Therapie van multiple sclerose

Introductie

De diagnose en therapie van multiple sclerose is van groot belang, aangezien alleen een vroege diagnose van de ziekte kan leiden tot een individueel aangepaste therapie die de gevolgschade van MS kan verminderen.

Therapeutische maatregelen voor MS

Een therapie die de oorzaak voorkomt, is nog onbekend. Bedrust dient te worden gehandhaafd tijdens de terugval en daarna wordt fysiotherapie en bewegingstherapie aanbevolen. De therapie varieert afhankelijk van de fase waarin de patiënt zich bevindt.

In de acute fase wordt de terugval beëindigd met de toediening van cortisone. 1 g wordt gedurende 5 dagen intraveneus toegediend. Een sluipen, zoals het anders gebruikelijk is cortisone, is hier niet nodig.

De terugval wordt meestal met succes beëindigd, maar cortisone heeft geen invloed op de ontwikkeling van de ziekte op lange termijn. De toediening is daarom alleen gerechtvaardigd bij de terugval. Vanwege de vele bijwerkingen mag bij MS tegenwoordig geen langdurige medicatie met cortison worden gebruikt.

Onder de onmiddellijk optredende bijwerkingen zijn maag bescherming, die wordt voorgeschreven naast de medicatie voor maagzweren. Voor langdurige medicatie is de interferon ? (bèta) is geschikt voor langdurige medicatie.

Het voorkomt meestal de derde aanval en heeft een positief effect op het gehele beloop multiple sclerose. Het wordt echter alleen voorgeschreven als er minimaal één episode per jaar optreedt. Als de patiënt slechts om de 3 tot 5 jaar (of zelfs minder vaak) een terugval krijgt, is de medicatie niet de moeite waard, omdat ook dit gepaard gaat met bijwerkingen.

Deze omvatten bijvoorbeeld griep symptomen (patiënten wordt daarom geadviseerd om bv. één tablet van 500 mg in te nemen paracetamol vooraf), roodheid en ontstekingen van de huid of zelfs allergische reacties. Onder andere wordt de psyche ook aangetast. Depressies, psychosen of zelfs verhoogde zelfmoordneigingen (zelfmoordrisico) kunnen voorkomen.

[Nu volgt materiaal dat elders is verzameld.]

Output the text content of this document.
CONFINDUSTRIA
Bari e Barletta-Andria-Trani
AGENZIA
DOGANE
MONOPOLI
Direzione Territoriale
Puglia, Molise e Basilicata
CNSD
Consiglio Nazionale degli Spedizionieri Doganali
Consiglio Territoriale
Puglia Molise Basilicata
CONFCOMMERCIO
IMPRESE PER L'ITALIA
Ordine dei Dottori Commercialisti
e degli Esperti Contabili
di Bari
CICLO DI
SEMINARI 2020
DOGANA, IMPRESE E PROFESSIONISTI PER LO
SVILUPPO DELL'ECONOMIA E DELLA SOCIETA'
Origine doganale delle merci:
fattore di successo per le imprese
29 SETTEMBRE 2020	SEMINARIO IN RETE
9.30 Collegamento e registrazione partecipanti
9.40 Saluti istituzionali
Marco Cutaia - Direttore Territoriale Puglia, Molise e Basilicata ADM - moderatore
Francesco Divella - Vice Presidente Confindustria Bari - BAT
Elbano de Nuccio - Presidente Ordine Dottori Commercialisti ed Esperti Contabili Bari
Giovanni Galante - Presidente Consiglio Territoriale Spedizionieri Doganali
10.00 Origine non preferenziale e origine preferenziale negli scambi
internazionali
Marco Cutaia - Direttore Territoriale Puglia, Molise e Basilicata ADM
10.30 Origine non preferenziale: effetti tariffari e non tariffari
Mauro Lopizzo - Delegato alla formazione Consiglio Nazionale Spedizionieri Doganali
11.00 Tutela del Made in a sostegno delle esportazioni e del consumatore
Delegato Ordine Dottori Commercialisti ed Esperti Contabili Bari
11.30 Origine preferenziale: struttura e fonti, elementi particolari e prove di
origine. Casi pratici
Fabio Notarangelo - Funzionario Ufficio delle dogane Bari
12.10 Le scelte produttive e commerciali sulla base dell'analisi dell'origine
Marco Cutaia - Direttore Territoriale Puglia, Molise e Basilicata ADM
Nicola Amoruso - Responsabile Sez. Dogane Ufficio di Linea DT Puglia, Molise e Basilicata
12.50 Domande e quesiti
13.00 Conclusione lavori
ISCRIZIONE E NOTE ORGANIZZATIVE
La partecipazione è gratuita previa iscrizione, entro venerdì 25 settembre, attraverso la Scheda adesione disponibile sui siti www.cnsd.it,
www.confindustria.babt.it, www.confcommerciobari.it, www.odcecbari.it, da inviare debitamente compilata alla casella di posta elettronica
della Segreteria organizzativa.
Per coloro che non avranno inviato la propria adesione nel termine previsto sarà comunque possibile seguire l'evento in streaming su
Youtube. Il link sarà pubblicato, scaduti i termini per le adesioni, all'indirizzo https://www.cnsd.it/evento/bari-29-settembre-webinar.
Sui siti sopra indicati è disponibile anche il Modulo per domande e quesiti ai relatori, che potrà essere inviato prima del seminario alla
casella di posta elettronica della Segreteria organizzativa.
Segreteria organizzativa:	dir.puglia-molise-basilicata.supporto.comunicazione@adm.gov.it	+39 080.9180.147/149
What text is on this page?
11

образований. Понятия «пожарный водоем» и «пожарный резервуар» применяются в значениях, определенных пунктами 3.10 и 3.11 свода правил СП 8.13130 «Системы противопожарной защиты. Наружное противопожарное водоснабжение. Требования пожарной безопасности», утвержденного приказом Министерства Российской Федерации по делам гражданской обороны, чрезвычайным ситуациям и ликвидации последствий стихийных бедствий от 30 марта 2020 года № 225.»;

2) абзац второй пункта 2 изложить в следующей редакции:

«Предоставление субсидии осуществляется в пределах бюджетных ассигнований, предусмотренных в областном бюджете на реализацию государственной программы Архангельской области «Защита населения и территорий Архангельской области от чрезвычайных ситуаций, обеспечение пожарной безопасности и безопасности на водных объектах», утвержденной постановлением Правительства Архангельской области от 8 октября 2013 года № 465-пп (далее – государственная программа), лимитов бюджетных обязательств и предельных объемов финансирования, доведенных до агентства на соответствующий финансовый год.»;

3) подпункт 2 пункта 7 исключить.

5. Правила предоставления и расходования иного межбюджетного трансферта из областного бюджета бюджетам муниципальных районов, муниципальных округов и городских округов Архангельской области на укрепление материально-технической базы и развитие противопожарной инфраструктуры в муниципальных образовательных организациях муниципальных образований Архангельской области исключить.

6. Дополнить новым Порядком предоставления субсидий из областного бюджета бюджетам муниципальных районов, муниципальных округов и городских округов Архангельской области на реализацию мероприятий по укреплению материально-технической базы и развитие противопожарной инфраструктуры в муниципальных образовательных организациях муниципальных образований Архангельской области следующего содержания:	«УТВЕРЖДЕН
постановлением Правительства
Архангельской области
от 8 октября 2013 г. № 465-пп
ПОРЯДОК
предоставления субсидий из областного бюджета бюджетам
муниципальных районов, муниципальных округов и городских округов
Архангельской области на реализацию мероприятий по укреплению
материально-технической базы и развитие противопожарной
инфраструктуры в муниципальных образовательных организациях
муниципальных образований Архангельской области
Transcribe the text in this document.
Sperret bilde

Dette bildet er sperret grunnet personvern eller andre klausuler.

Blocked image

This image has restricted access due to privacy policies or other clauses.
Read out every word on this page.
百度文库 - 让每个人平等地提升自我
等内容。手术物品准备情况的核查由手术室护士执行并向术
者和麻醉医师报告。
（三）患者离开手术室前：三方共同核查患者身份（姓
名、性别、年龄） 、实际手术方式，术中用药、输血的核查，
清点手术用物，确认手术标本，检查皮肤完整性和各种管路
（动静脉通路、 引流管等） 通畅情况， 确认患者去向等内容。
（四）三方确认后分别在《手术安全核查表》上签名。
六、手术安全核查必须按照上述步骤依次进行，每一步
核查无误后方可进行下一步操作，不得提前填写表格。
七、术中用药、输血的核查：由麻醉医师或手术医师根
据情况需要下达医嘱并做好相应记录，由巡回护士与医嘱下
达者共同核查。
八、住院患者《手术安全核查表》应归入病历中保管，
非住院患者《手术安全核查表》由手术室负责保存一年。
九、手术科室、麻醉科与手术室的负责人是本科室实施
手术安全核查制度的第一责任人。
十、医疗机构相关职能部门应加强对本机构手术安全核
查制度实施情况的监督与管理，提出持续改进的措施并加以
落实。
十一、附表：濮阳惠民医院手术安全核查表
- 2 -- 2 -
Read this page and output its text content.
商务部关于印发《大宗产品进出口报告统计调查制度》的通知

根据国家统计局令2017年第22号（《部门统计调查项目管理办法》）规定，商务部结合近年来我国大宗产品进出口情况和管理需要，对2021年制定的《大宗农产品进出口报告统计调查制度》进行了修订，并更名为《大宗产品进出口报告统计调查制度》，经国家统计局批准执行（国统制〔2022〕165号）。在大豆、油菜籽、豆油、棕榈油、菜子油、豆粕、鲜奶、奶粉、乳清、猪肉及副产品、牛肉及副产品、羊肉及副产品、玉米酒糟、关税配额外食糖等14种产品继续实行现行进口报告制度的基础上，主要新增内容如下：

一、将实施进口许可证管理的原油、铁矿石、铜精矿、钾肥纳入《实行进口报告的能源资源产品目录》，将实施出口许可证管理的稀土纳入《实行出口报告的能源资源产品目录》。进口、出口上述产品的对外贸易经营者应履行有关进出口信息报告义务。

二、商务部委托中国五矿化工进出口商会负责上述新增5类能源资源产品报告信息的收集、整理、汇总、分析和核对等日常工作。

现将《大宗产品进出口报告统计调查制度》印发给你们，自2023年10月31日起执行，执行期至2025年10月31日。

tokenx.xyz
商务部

Patiënten die het leven al moe zijn, krijgen het medicijn niet. Als terugval blijft optreden ondanks therapie met interferon, antilichamen kan als alternatief worden gegeven. Volgens statistieken zou deze zeer nieuwe therapie ongeveer 70 procent van de terugvallen kunnen voorkomen en zelfs tot 80 procent van de laesies die worden gezien in de MRI van de hersenen (magnetische resonantie beeldvorming) kan verdwijnen.

Als de getroffen persoon echter al andere medicijnen gebruikt die het afweersysteem van het lichaam verzwakken, deze antilichamen worden niet toegediend. De bijwerkingen zijn onder meer virale infecties. Als de patiënt lijdt aan een chronische progressieve vorm van MS (zie hierboven), een type chemotherapie (Mitoxantron®) wordt gebruikt.

Bij het toedienen van het medicijn mag een maximale dosis niet worden overschreden. Deze maximale dosis geldt voor de gehele behandeling. Zodra deze dosis is bereikt, heeft de patiënt de therapie beëindigd.

Deze therapie heeft ook bijwerkingen. Onherroepelijk hart- schade of storingen in de bloed samenstelling (te weinig bloedcellen door medicatie) kan voorkomen.

  • Onrust
  • Slapeloosheid
  • Warmtesensatie
  • Facial flushing
  • Maagzweer
  • En natuurlijk de onderdrukking van de immuunsysteem.